Preventing Falls Among Seniors

Sep 23, 2014
Today is Fall Prevention Awareness Day. Simple steps can help prevent the risk of a fall among older adults.
Tags
  • Commercial
  • Medicare
  • Seniors
  • Caregivers

With age, come many chronic conditions and health problems that can pose risks to seniors. However, falls are a very common, preventable cause of injury and death among older adults.

The death rate from falls among older adults increased 42% from 2000 to 2006, according to the Centers for Disease Control and Prevention. The statistics around death and injury from falls are eye-opening.

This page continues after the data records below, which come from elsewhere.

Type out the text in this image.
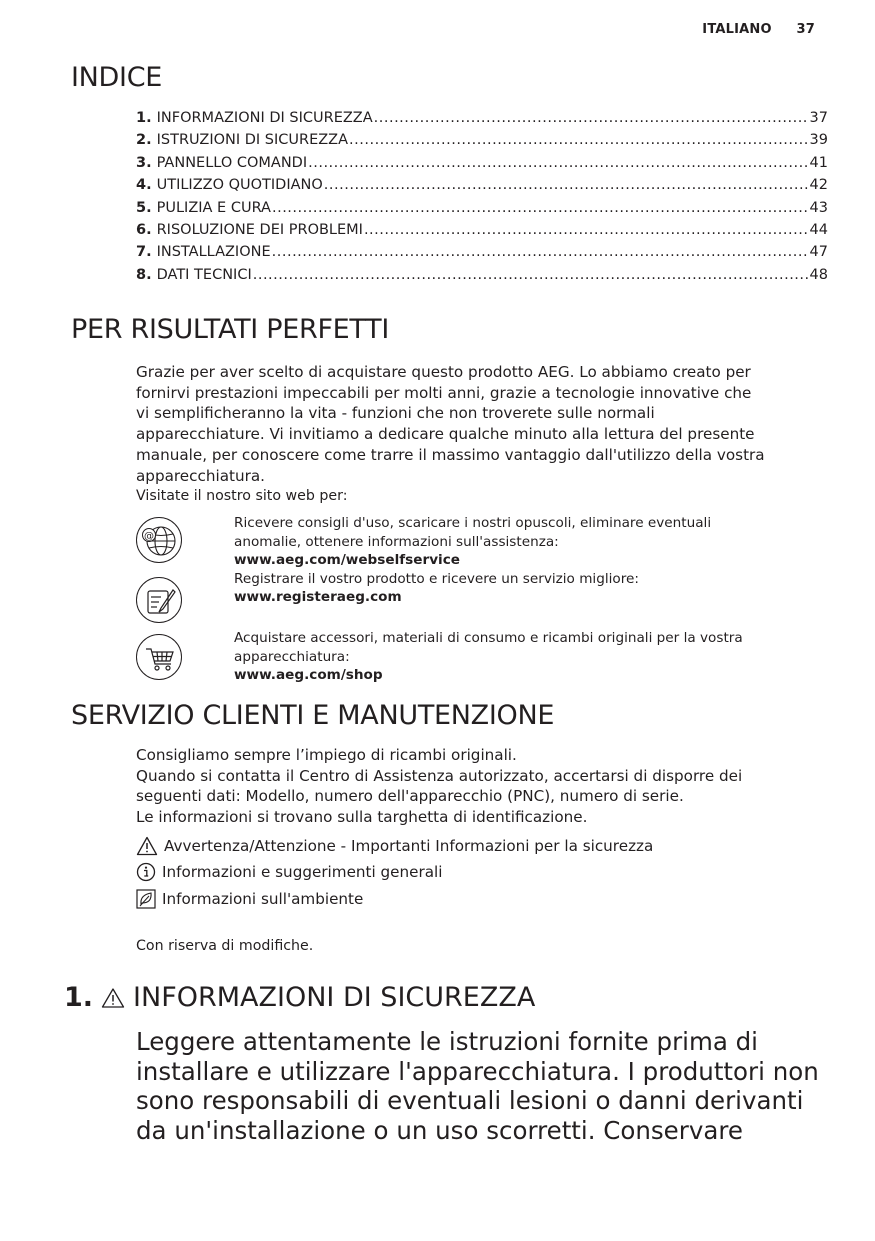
ITALIANO 37
INDICE
1. INFORMAZIONI DI SICUREZZA .....	37
2. ISTRUZIONI DI SICUREZZA .....	39
3. PANNELLO COMANDI .....	41
4. UTILIZZO QUOTIDIANO .....	42
5. PULIZIA E CURA .....	43
6. RISOLUZIONE DEI PROBLEMI .....	44
7. INSTALLAZIONE .....	47
8. DATI TECNICI .....	48
PER RISULTATI PERFETTI
Grazie per aver scelto di acquistare questo prodotto AEG. Lo abbiamo creato per
fornirvi prestazioni impeccabili per molti anni, grazie a tecnologie innovative che
vi semplificheranno la vita - funzioni che non troverete sulle normali
apparecchiature. Vi invitiamo a dedicare qualche minuto alla lettura del presente
manuale, per conoscere come trarre il massimo vantaggio dall'utilizzo della vostra
apparecchiatura.
Visitate il nostro sito web per:
@
Ricevere consigli d'uso, scaricare i nostri opuscoli, eliminare eventuali
anomalie, ottenere informazioni sull'assistenza:
www.aeg.com/webselfservice
Registrare il vostro prodotto e ricevere un servizio migliore:
www.registeraeg.com
Acquistare accessori, materiali di consumo e ricambi originali per la vostra
apparecchiatura:
www.aeg.com/shop
SERVIZIO CLIENTI E MANUTENZIONE
Consigliamo sempre l’impiego di ricambi originali.
Quando si contatta il Centro di Assistenza autorizzato, accertarsi di disporre dei
seguenti dati: Modello, numero dell'apparecchio (PNC), numero di serie.
Le informazioni si trovano sulla targhetta di identificazione.
Avvertenza/Attenzione - Importanti Informazioni per la sicurezza
Informazioni e suggerimenti generali
Informazioni sull'ambiente
Con riserva di modifiche.
1. INFORMAZIONI DI SICUREZZA
Leggere attentamente le istruzioni fornite prima di
installare e utilizzare l'apparecchiatura. I produttori non
sono responsabili di eventuali lesioni o danni derivanti
da un'installazione o un uso scorretti. Conservare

  • More than 21,700 older Americans die annually from injuries related to unintentional falls.
  • In 2012, more than 2.4 million older adults were treated in emergency departments for falls – one every 15 seconds.
  • The total cost of fall injuries for older Americans is estimated to be $36.4 billion.
  • By 2020, the annual direct and indirect cost of fall injuries is expected to reach $54.9 billion.

The problem is so prevalent that the National Council on Aging (NCOA) has an ongoing campaign to raise awareness about the issue, and Sept. 23 is the 7th Annual Fall Prevention Awareness Day.

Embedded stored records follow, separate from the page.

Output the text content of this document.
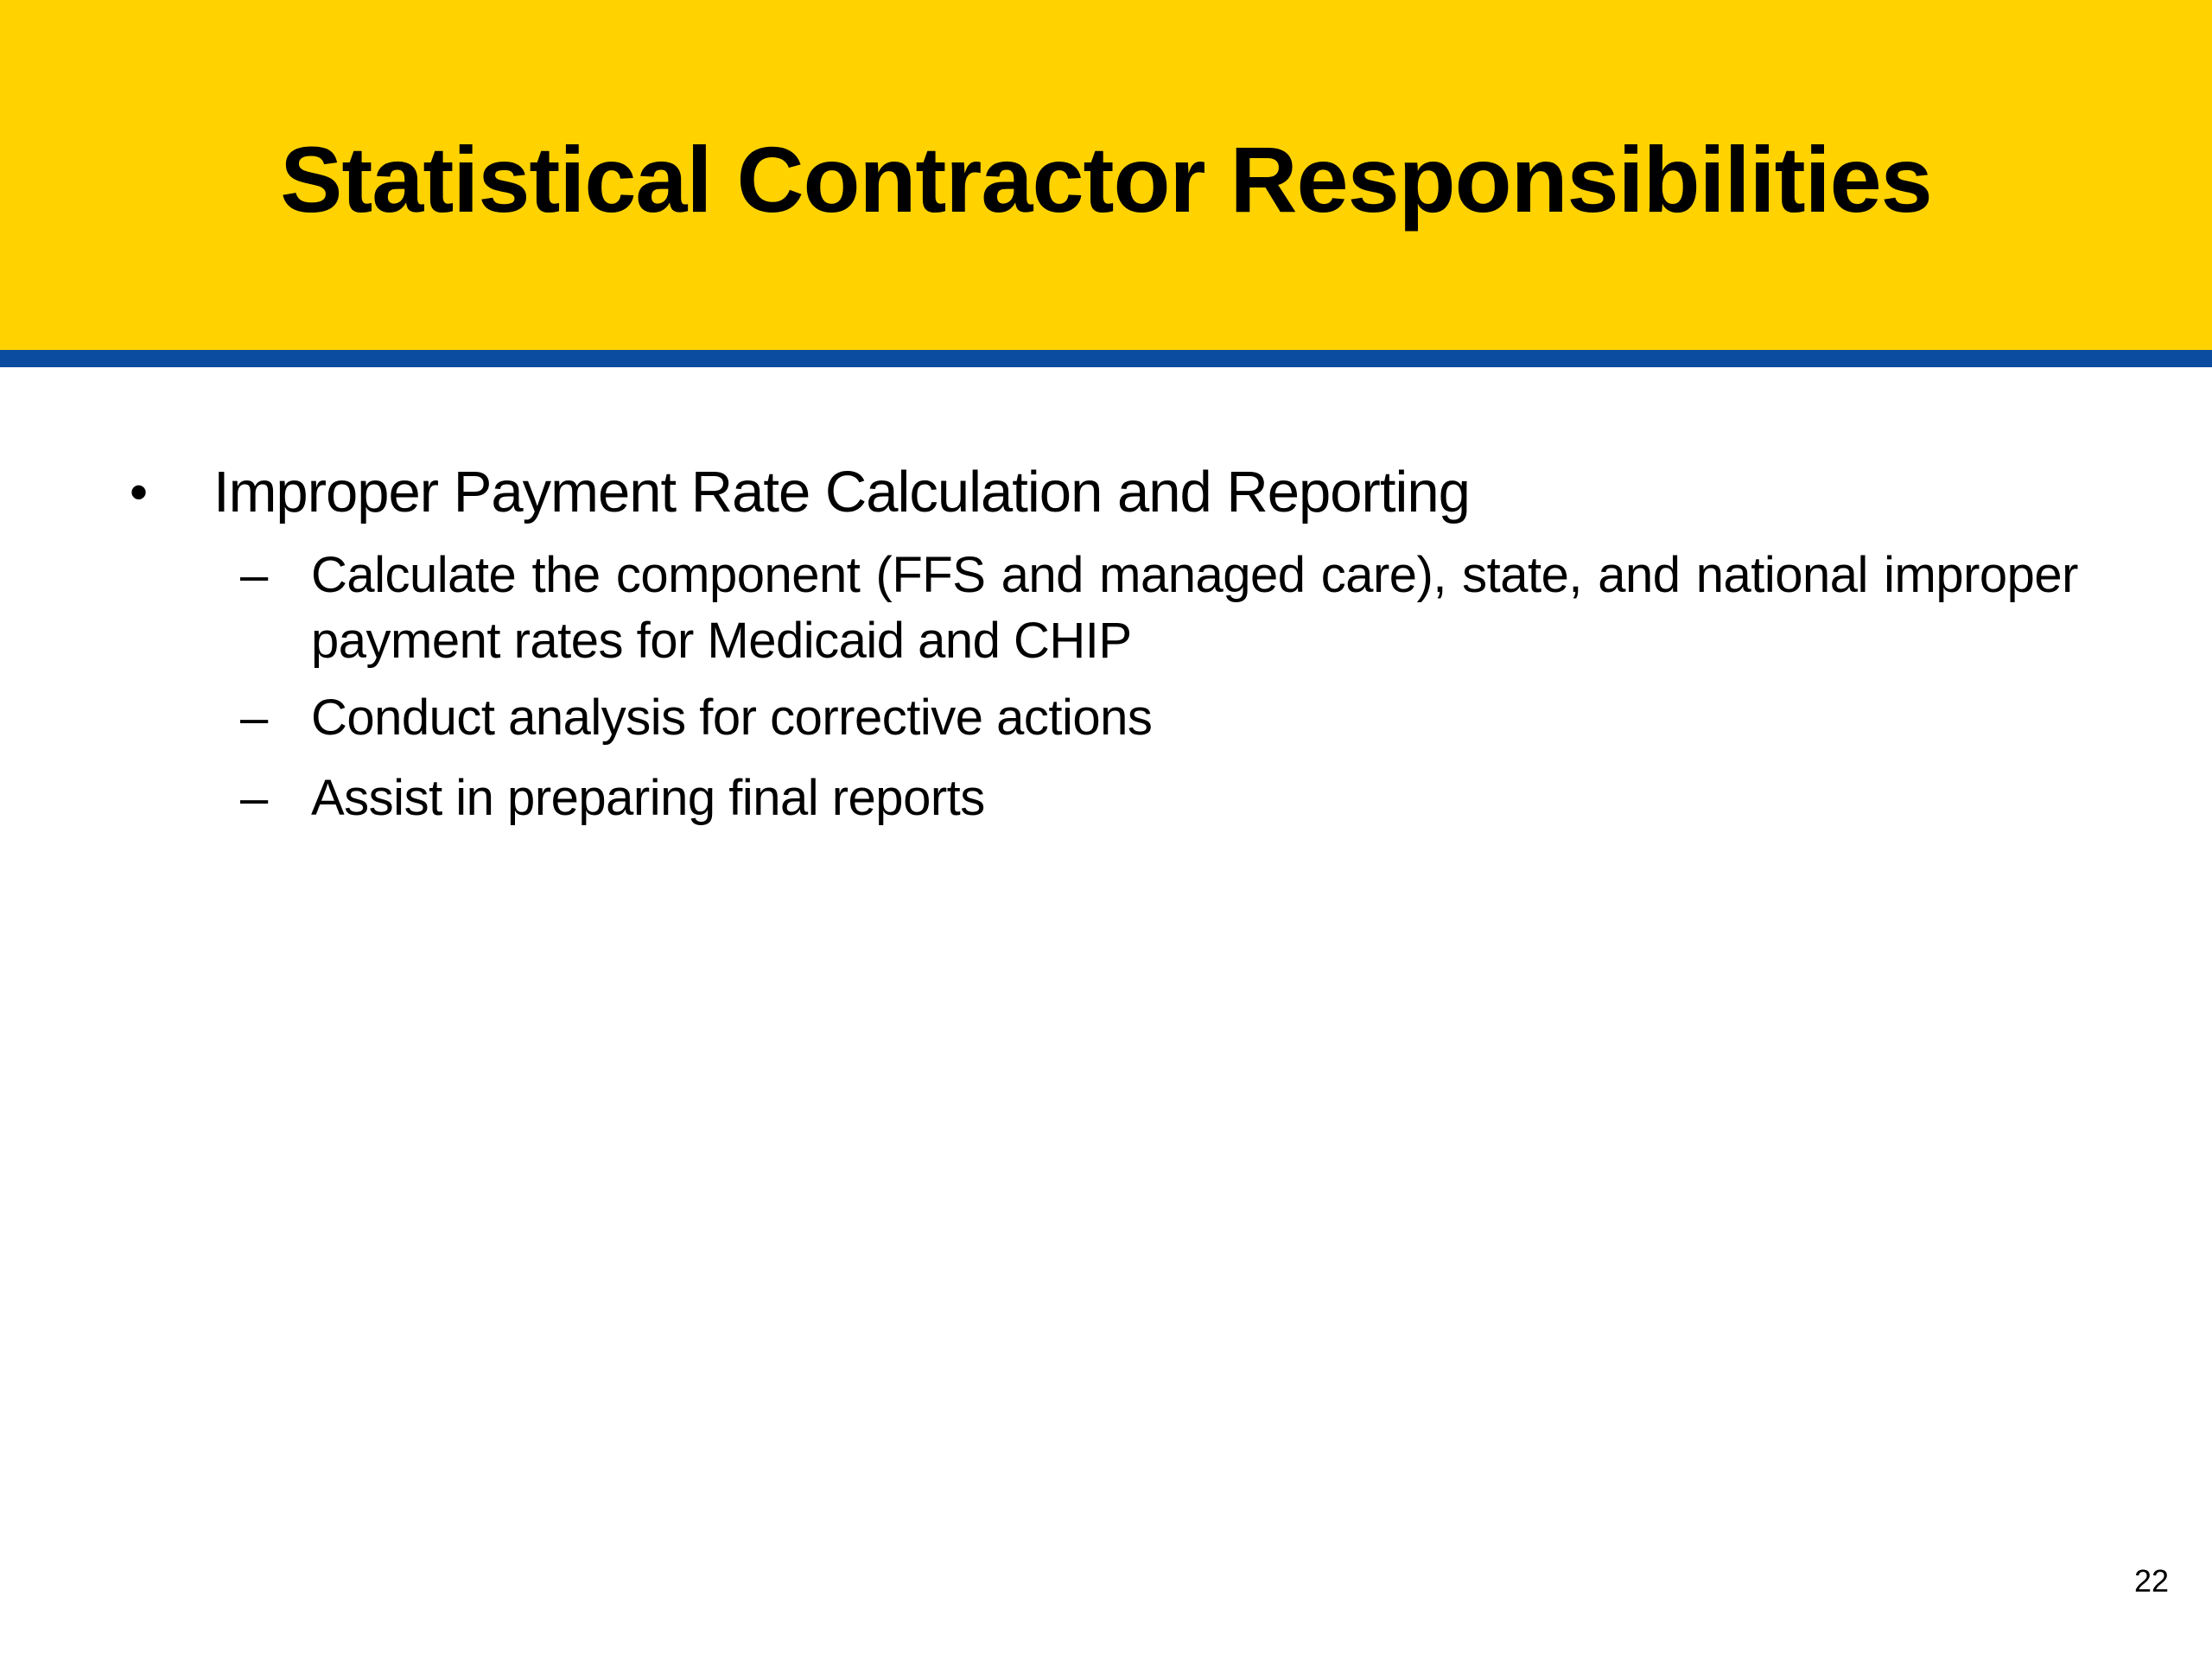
Statistical Contractor Responsibilities
• Improper Payment Rate Calculation and Reporting
– Calculate the component (FFS and managed care), state, and national improper payment rates for Medicaid and CHIP
– Conduct analysis for corrective actions
– Assist in preparing final reports
22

Simple steps can help prevent the risk of a fall among older adults, including regular vision and hearing checks, removing tripping hazards and improving lighting in the home.

Medication safety and adherence also can play a key role.

  • Certain conditions such as low blood pressure can result in symptoms that increase the risk of falls. Stay adherent to the prescribed medication regimen.
  • Get a fall risk assessment from your healthcare provider. Share your history of recent falls.
  • Talk to the pharmacist or doctor about medications. Many medications can have side effects that increase the risk of falling.
  • Do not self-adjust medication. Self-adjusting dosage can often increase side effects or raise the risk of adverse drug interactions.
  • If you are unsure about your medication and the risks associated with it, ask your pharmacist or doctor.